Proposed The functional and biological properties of the tumor microenvironment are fundamentally important determinants of tumor response and therapy outcome in cancer.  Oxygenation status and vascularity and are known to influence radiation response, and molecular energy metabolism and proliferation impact on recurrence and metastatic progression.  However, with the current standard clinical diagnostic approaches, such as biopsy or anatomic/morphologic tumor imaging, assessment of the known intra-tumoral heterogeneity of functional and biological tumor properties is limited.  Specifically, the functional characteristics within the microenvironmental environment throughout the entire tumor have been challenging to assess spatially for tumor heterogeneity and temporally for clinical correlation before and during treatment.  While histologic tissue sampling is widely used clinically, sampling of the entire tumor with extensive biopsies, or biopsies at various time points during therapy for intra-treatment assessment are impractical and generally pose unacceptable clinical risk. 

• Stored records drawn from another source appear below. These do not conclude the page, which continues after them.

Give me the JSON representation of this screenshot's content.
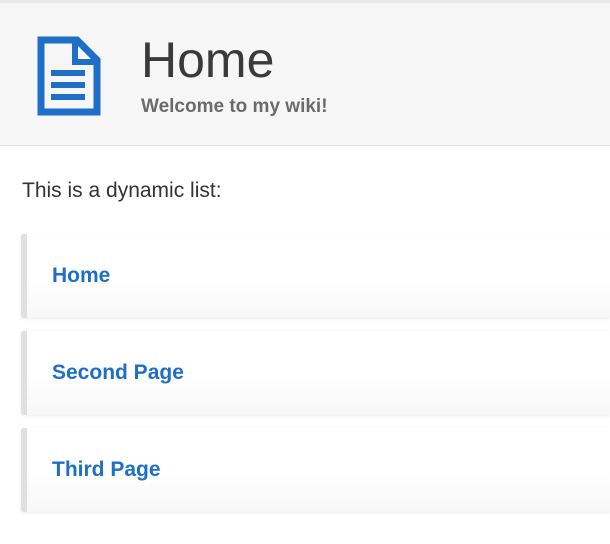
{
  "header": {
    "icon": "document-icon",
    "title": "Home",
    "subtitle": "Welcome to my wiki!"
  },
  "content": {
    "intro": "This is a dynamic list:",
    "items": [
      {
        "label": "Home"
      },
      {
        "label": "Second Page"
      },
      {
        "label": "Third Page"
      }
    ]
  },
  "colors": {
    "accent": "#1f6ec8",
    "icon": "#1f6ec8",
    "header_bg": "#f6f6f6"
  }
}
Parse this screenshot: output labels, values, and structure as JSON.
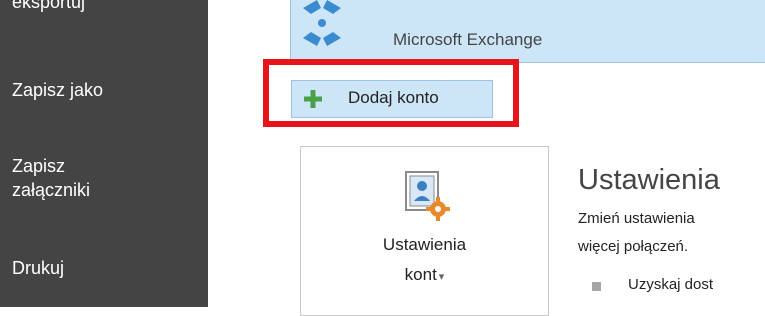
{
  "sidebar": {
    "items": [
      {
        "label": "eksportuj"
      },
      {
        "label": "Zapisz jako"
      },
      {
        "label": "Zapisz"
      },
      {
        "label": "załączniki"
      },
      {
        "label": "Drukuj"
      }
    ]
  },
  "account": {
    "type_label": "Microsoft Exchange",
    "icon": "exchange-icon"
  },
  "add_account": {
    "label": "Dodaj konto",
    "icon": "plus-icon"
  },
  "settings_tile": {
    "line1": "Ustawienia",
    "line2": "kont",
    "caret": "▾",
    "icon": "account-settings-icon"
  },
  "settings_section": {
    "title": "Ustawienia",
    "desc1": "Zmień ustawienia",
    "desc2": "więcej połączeń.",
    "bullet1": "Uzyskaj dost"
  },
  "colors": {
    "sidebar_bg": "#444444",
    "highlight": "#e8141c",
    "selected_bg": "#cde6f7"
  }
}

Functional/molecular imaging offers the opportunity to assess biological heterogeneity across the entire tumor volume (spatially) and longitudinally across the treatment course (temporally).  In advanced cervical cancer, the tumor gradually undergoes radiation/chemotherapy induced functional and biological changes within its heterogeneous volume that can be assessed by sequential imaging before and during treatment.  

Advanced cervical cancer is an ideal disease to study – in clinical patients – the vascular, cellular and molecular tumor properties that can provide essential information to monitor therapeutic responsiveness, facilitate treatment planning and may provide early prediction of ultimate success or failure of an ongoing treatment.

Advanced cervical cancer is treated with cytotoxic therapy: radiation and concurrent chemotherapy.  It is a highly prevalent disease globally, and treatment failure is common.  The propensity of cervical cancer for hypoxia and poor vasculature within the often bulky heterogenous tumor volume is well-recognized.  Because advanced cervical cancer is not surgically resected, functional/molecular imaging provides unique opportunities for non-invasive assessment across the treatment course.